You get the picture: Daphna is a drama queen who is critical of everyone with the possible exception of Poppy and now she wants his chai. She’s a motor mouth that you just wish would shut up for a while.
Daphna is matched by Alex Rose (Liam) who goes off on a hyperventilating, extended rant of his own that brought applause the night I attended. They are formidable warriors in this fight over Poppy’s cherished possession.
It’s an energetic, show-offy role and Goldie Hoffman is certainly up to the task. She’s all sound and fury, hands and crazy hair flying. But I just don’t know how you make this character likeable. She’s just such a bitch. If we knew why she’s so screwed up, it might help.

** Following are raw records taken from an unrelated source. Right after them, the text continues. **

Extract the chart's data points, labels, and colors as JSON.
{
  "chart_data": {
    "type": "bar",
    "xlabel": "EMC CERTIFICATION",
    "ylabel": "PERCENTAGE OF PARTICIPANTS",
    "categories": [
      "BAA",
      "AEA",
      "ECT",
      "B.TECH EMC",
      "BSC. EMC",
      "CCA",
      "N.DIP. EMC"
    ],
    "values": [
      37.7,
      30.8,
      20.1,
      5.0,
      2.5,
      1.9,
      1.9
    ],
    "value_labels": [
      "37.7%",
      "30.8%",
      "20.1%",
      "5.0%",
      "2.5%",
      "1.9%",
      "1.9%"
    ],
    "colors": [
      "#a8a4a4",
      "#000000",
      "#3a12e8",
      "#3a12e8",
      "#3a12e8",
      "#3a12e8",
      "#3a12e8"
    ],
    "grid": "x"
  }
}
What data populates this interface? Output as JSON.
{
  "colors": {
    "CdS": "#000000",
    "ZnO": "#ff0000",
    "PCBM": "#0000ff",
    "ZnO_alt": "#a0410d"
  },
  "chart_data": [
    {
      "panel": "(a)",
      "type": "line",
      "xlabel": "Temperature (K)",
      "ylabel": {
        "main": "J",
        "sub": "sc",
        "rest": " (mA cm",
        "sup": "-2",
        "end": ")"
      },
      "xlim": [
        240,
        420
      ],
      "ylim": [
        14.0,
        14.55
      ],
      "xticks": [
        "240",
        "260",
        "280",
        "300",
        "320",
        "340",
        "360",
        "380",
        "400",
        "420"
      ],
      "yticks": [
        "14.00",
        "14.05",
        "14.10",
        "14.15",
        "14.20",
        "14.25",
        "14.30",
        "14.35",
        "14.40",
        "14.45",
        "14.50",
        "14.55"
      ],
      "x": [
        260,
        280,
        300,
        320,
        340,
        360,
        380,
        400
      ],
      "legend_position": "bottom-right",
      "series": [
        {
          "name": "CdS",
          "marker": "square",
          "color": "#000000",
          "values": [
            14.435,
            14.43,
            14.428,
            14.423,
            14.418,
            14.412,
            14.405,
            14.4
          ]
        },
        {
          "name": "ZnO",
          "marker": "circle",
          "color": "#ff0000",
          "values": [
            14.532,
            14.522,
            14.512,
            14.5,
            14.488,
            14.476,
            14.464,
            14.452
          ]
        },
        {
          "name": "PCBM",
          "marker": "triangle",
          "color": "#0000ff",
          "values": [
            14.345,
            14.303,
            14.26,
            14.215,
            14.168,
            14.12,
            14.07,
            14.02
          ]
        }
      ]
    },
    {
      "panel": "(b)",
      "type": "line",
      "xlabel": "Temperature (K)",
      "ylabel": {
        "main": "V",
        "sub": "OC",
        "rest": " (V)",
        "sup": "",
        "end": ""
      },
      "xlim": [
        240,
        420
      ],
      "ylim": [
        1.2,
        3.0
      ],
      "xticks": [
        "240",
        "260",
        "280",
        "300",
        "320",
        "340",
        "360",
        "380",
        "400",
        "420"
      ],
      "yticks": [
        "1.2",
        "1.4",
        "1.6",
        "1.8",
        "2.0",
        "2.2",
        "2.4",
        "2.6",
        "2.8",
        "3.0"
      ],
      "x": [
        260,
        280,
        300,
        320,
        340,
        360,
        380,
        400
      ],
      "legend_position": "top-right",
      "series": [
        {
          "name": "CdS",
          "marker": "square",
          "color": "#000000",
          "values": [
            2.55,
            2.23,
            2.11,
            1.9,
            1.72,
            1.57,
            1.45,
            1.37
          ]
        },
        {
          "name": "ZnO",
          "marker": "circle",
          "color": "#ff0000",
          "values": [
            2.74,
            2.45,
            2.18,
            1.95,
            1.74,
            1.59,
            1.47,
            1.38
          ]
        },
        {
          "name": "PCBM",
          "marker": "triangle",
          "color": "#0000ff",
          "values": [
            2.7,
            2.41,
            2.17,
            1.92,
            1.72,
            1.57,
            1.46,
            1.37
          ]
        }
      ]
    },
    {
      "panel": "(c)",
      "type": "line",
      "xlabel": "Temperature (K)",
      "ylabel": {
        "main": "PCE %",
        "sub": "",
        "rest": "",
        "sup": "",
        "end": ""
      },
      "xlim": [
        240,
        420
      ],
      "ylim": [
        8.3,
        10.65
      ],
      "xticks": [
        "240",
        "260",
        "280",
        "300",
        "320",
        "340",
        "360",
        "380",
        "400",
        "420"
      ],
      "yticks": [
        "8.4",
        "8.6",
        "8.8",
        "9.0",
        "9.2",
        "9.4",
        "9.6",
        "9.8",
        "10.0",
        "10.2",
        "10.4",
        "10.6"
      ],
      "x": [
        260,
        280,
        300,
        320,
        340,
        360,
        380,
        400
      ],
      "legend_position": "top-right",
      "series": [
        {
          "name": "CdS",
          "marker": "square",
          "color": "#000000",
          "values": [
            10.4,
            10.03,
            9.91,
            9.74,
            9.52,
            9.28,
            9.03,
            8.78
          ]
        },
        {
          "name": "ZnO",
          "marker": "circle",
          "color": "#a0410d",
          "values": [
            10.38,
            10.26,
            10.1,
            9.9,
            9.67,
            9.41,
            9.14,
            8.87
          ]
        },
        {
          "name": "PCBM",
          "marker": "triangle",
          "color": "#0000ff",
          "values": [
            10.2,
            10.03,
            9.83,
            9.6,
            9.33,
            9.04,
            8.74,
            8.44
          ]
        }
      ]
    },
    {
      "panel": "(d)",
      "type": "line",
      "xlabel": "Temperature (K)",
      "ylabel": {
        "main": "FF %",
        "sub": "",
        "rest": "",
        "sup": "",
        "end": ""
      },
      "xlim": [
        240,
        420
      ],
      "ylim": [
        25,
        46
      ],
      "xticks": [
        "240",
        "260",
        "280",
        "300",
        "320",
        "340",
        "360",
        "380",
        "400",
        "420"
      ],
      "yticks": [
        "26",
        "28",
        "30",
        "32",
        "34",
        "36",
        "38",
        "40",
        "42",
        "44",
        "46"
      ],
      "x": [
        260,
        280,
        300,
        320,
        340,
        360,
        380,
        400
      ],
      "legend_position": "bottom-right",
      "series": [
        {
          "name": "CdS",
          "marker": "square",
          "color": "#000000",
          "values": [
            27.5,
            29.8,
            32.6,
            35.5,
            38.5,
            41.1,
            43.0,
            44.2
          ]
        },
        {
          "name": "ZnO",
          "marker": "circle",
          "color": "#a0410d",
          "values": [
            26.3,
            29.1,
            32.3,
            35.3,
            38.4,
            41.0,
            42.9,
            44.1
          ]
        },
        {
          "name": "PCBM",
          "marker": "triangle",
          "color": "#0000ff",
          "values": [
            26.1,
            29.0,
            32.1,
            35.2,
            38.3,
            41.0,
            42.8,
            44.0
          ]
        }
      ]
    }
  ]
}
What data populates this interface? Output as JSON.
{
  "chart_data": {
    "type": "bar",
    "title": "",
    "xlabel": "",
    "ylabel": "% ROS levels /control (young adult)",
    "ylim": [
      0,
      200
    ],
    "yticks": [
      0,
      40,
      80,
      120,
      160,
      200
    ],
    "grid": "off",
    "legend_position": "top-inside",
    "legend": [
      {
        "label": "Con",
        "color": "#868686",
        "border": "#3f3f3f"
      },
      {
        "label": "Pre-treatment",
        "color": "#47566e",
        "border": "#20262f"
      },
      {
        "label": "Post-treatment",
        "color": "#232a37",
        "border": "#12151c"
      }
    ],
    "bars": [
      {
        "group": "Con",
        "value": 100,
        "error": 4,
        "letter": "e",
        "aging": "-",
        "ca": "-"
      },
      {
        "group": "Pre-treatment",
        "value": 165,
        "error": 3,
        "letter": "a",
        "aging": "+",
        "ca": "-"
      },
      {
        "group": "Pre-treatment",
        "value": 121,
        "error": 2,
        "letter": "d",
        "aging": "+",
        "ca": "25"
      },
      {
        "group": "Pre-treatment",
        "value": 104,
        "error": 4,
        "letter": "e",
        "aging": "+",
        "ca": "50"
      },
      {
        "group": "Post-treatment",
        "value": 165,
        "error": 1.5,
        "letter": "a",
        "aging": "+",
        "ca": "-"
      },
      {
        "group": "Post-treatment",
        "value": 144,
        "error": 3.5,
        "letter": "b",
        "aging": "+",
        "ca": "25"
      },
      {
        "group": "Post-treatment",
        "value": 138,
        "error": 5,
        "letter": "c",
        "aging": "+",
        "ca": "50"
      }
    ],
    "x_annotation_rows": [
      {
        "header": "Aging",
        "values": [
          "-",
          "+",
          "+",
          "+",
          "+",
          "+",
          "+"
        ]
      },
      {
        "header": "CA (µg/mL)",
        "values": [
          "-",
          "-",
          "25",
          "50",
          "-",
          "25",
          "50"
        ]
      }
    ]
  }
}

Daphna’s snarling extends to strawberry blonde, sweet Melody, who works for a non-profit organization for underprivileged kids but trained as an opera singer. Liam met Melody online and that, of course, is more fuel for Daphna. When Daphna insists that Melody sing something, Dunbar breaks into a vibrato-heavy parody of “Summertime”. It’s tricky: the performance has to be not off-key, serious, emotional, earnest and quivery but Dunbar pulls it off. Or course, the moment Melody goes into the bathroom, Jonah, Daphna and even Liam, who is preparing to propose tonight to Melody, fall all over themselves laughing. These are nasty people.
Amitai Marmorstein is pretty much out of the action throughout. As Jonah he looks absolutely pained, chagrined at the behaviour of the others. If he could crawl into the woodwork, he would.
Saving the best until last, Jonah suddenly brings Bad Jews home. It’s a stunning revelation that makes the play finally worthwhile. But it’s a long time to wait for something meaningful unless you’re entertained by an evening of bad-natured verbal sparring that, yes, erupts into hair pulling and fisticuffs. Perhaps if you have a Daphna-like person in your family and you love her nevertheless, Bad Jews might strike you as excruciatingly funny.